II.IV – Da natureza jurídica da transação penal

 

            De fato, com o surgimento da Lei n. 9.099/95, os juristas se encontraram diante de instituto anômalo no que concerne o Direito Penal Pátrio. Para piorar a situação, o legislador se utilizou da pior terminologia possível para confundir acerca da própria natureza jurídica da medida.

 

            Conquanto as mais ferrenhas críticas, a transação penal não é pena. Trata-se da maior crítica a ela desferida, sem dúvida. Porém não merece prosperar. A transação penal brasileira tem natureza jurídica de medida penal, e com isso não se pretende dizer que seja uma “pena aceita”. O instituto não pode ser pena, visto que convive num sistema penal que se baseia no princípio da não-culpabilidade. Pensar de modo diverso, seria ferir de morte o devido processo legal, sem contar que estaria o parquet a usurpar o jus puniendi exclusivo do Poder Judiciário.

 

            Ou seja, não se pode vilipendiar de tal maneira instrumento de tão relevante potencial pacificador.
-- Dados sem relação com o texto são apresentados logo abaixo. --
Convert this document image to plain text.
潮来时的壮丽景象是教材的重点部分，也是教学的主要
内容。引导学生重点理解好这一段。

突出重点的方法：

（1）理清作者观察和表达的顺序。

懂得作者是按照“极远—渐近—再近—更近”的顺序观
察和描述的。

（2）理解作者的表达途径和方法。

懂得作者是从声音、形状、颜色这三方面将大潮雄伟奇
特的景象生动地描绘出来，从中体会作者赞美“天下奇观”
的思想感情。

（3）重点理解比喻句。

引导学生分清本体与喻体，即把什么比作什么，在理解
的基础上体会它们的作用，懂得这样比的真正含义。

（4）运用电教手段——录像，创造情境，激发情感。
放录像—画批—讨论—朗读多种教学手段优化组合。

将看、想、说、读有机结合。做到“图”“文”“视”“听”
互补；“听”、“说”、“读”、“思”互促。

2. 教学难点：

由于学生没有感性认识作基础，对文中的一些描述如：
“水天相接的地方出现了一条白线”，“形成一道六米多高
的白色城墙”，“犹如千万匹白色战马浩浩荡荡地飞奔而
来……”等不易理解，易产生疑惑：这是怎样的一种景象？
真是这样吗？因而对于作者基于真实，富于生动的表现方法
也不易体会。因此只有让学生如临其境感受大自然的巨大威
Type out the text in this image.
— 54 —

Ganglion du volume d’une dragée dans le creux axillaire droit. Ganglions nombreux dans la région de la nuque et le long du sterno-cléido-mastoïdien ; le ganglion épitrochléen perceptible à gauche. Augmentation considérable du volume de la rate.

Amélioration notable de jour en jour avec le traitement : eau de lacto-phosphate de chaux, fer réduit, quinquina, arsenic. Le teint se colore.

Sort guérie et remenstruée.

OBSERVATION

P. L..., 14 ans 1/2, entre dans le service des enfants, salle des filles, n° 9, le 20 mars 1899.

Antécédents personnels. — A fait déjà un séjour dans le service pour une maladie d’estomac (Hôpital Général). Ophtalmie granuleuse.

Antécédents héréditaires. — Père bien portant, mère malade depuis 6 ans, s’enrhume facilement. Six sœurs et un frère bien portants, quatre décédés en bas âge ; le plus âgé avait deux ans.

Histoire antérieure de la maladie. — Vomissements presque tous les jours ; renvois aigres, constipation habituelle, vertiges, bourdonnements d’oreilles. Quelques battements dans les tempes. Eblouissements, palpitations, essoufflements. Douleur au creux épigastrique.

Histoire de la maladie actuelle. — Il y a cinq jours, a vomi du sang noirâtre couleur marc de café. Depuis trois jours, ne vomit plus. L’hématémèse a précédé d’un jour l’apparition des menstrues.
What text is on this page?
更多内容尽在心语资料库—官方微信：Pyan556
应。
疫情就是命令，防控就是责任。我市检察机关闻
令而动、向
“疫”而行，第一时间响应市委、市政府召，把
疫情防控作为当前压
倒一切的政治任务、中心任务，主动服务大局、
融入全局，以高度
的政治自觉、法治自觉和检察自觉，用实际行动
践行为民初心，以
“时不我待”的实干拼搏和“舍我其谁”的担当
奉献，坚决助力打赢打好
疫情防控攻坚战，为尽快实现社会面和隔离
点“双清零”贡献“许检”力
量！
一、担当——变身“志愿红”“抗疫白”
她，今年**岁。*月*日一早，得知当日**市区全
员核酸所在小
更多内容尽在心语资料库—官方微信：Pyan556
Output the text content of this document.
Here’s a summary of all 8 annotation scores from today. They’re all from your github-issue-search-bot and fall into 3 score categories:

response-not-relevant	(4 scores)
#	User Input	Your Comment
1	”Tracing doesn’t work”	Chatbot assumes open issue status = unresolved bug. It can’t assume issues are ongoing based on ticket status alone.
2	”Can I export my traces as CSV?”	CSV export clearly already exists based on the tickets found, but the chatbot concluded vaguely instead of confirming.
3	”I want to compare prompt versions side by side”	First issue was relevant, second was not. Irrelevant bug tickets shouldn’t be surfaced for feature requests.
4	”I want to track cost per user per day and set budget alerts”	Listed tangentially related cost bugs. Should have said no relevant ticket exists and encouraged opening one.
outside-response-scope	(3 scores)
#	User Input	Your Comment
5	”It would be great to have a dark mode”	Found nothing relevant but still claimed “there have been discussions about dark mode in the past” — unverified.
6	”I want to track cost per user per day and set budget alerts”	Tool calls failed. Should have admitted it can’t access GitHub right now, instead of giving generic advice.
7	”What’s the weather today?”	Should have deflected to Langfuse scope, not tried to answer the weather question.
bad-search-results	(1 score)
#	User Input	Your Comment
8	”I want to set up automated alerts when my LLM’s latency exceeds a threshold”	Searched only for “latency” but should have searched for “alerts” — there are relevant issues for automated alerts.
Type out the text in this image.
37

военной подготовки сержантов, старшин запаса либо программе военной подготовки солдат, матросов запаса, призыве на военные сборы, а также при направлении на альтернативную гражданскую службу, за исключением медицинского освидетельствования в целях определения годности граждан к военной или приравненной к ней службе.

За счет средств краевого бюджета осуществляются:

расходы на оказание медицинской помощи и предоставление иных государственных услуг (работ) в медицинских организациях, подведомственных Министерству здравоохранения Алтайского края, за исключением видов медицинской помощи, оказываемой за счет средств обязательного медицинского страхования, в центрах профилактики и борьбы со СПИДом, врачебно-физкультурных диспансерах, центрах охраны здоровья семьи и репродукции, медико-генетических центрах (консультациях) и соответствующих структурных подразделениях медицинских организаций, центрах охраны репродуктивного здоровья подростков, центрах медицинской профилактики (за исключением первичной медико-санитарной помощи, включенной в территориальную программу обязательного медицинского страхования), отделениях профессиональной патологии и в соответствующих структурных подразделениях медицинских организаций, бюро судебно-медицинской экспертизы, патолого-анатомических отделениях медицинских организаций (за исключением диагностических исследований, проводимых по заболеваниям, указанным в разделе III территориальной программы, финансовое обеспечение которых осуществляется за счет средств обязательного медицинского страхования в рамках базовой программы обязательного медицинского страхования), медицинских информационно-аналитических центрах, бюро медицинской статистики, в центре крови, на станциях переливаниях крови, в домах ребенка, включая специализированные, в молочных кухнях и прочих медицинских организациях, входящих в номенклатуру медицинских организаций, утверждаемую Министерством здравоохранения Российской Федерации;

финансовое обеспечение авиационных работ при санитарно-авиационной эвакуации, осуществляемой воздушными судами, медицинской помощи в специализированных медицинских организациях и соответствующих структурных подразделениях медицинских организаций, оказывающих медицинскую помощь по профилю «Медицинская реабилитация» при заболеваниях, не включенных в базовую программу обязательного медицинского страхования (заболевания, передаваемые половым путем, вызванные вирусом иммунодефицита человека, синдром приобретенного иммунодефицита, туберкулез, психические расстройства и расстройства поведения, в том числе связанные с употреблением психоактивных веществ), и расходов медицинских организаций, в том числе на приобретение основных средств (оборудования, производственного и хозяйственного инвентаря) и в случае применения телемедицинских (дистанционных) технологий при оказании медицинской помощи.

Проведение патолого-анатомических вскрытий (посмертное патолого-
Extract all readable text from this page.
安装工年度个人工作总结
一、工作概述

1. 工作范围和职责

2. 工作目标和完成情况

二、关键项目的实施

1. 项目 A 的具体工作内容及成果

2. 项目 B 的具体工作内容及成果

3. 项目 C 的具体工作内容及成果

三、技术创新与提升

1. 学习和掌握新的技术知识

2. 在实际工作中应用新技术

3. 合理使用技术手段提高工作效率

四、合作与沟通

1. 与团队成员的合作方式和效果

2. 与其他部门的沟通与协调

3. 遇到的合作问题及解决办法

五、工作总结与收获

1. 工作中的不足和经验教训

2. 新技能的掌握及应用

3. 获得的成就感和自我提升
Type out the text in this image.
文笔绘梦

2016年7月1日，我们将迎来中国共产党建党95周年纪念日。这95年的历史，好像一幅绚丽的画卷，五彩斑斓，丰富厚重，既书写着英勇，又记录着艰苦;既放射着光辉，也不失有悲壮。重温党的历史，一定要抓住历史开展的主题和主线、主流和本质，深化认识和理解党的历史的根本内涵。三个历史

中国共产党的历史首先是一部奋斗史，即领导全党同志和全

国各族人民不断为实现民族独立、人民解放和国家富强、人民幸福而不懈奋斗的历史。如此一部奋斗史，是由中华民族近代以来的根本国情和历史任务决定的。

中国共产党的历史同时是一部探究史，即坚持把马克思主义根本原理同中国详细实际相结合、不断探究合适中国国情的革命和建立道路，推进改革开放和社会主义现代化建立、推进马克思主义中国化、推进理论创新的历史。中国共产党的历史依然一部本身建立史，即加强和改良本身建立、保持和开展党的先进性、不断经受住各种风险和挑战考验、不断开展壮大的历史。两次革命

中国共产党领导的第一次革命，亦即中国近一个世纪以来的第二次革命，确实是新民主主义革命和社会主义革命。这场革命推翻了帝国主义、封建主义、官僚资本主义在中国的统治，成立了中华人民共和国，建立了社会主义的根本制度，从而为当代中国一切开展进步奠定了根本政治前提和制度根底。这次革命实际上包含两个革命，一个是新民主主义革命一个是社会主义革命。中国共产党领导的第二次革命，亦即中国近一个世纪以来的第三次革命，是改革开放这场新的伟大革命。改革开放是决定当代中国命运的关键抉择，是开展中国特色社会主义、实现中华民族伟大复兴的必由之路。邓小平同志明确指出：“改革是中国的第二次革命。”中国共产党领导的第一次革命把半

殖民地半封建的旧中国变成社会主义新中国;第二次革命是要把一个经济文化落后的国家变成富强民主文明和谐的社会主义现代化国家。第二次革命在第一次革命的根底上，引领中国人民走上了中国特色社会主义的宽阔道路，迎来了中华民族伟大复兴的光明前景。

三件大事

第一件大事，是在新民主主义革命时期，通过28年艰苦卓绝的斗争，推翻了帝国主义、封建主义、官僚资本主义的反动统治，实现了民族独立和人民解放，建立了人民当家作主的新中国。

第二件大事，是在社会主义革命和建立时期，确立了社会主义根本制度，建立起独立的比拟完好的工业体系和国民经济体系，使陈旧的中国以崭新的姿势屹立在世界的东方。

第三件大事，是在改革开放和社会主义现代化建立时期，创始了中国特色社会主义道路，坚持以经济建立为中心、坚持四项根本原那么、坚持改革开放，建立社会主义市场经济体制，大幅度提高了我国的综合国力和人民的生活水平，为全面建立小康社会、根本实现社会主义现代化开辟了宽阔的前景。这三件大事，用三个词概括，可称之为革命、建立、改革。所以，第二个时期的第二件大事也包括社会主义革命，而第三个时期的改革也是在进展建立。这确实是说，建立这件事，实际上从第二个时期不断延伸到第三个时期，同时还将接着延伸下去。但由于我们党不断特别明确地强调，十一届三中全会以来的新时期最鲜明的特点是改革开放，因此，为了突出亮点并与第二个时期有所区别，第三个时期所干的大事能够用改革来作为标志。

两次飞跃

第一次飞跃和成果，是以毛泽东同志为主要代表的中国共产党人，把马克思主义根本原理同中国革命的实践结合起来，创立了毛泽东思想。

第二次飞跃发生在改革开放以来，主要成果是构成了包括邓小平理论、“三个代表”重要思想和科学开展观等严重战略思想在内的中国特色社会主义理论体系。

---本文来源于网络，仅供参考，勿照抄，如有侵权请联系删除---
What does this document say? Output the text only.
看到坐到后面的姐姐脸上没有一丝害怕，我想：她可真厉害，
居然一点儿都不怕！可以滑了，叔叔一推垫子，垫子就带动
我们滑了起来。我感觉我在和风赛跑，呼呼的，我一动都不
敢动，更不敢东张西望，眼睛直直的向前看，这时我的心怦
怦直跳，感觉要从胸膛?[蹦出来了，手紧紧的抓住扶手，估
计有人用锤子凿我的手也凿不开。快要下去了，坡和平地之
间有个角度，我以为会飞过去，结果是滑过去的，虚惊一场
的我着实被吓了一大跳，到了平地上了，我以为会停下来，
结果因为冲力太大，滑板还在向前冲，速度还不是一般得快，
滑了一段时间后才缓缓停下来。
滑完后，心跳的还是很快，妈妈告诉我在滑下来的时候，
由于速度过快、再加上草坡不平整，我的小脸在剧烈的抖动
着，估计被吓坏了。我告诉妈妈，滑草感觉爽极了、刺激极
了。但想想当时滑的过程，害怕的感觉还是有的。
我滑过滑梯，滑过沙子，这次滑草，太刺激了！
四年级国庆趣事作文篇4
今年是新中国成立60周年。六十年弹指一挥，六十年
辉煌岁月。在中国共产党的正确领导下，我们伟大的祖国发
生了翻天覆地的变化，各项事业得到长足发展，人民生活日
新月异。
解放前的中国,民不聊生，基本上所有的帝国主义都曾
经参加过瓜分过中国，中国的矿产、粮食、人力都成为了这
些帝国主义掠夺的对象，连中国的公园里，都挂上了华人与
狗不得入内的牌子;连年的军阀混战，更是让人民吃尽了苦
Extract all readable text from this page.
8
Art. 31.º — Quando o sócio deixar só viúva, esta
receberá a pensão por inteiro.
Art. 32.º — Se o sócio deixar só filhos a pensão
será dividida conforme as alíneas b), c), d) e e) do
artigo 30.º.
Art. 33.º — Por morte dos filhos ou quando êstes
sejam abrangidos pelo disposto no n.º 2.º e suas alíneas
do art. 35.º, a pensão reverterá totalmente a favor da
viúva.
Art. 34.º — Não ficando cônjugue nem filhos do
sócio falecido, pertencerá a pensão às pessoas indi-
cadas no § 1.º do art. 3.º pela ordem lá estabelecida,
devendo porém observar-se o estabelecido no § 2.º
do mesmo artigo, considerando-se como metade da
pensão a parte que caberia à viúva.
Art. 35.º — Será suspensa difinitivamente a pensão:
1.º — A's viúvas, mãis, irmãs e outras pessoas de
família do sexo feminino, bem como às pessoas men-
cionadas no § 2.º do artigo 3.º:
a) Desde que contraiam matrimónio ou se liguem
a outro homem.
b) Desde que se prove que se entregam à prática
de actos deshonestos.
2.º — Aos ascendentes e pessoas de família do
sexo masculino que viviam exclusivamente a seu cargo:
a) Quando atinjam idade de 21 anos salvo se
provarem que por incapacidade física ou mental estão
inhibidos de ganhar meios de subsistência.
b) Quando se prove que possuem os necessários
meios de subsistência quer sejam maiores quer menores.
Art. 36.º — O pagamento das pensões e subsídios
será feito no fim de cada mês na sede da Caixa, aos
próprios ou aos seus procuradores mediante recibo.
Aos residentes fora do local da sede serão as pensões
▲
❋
A perspectiva em que deve ser vista a transação penal é exatamente a oposta, pois se configura em uma medida despenalizadora, apesar dos termos usados inadequadamente pelo próprio legislador. Não pode ser pena por que não se observa todos os vieses desta. Dentre as facetas ressocializadora, punitiva e pedagógica da pena, apenas a primeira realmente se encontra na transação penal. O caráter ressocializador, por si só, não é capaz de tornar nenhuma medida, qualquer que seja, em pena, visto que vários institutos no ordenamento pátrio o possuem, como a remição, sursis, progressão de regime, todos fulcrados no princípio da individualização da pena. Em última análise, vale trazer à lume a consolidada posição doutrinária e jurisprudencial, que considera a transação penal inexoravelmente consubstanciada em um autêntico direito público subjetivo, quando existentes os requisitos correspondentes.

 

III - CONCLUSÃO OBJETIVA

 

Conseguintemente, infere-se que ganha relevância na tendência do Direito Penal hodierno o papel da transação penal no Brasil como pacificadora de conflitos na sociedade e, concomitantemente a isso, sobreleva-se a função do Ministério Público em atuar de maneira a propiciar a resolução pacífica de conflitos e propor medidas cujos benefícios se estendam para além das fronteiras das entidades públicas, de forma a corroborar, com a quebra do antigo paradigma, sob o qual, por muito tempo, pairou a figura do promotor de justiça, surgindo uma nova, de mentalidade distinta, com ênfase proeminentemente social.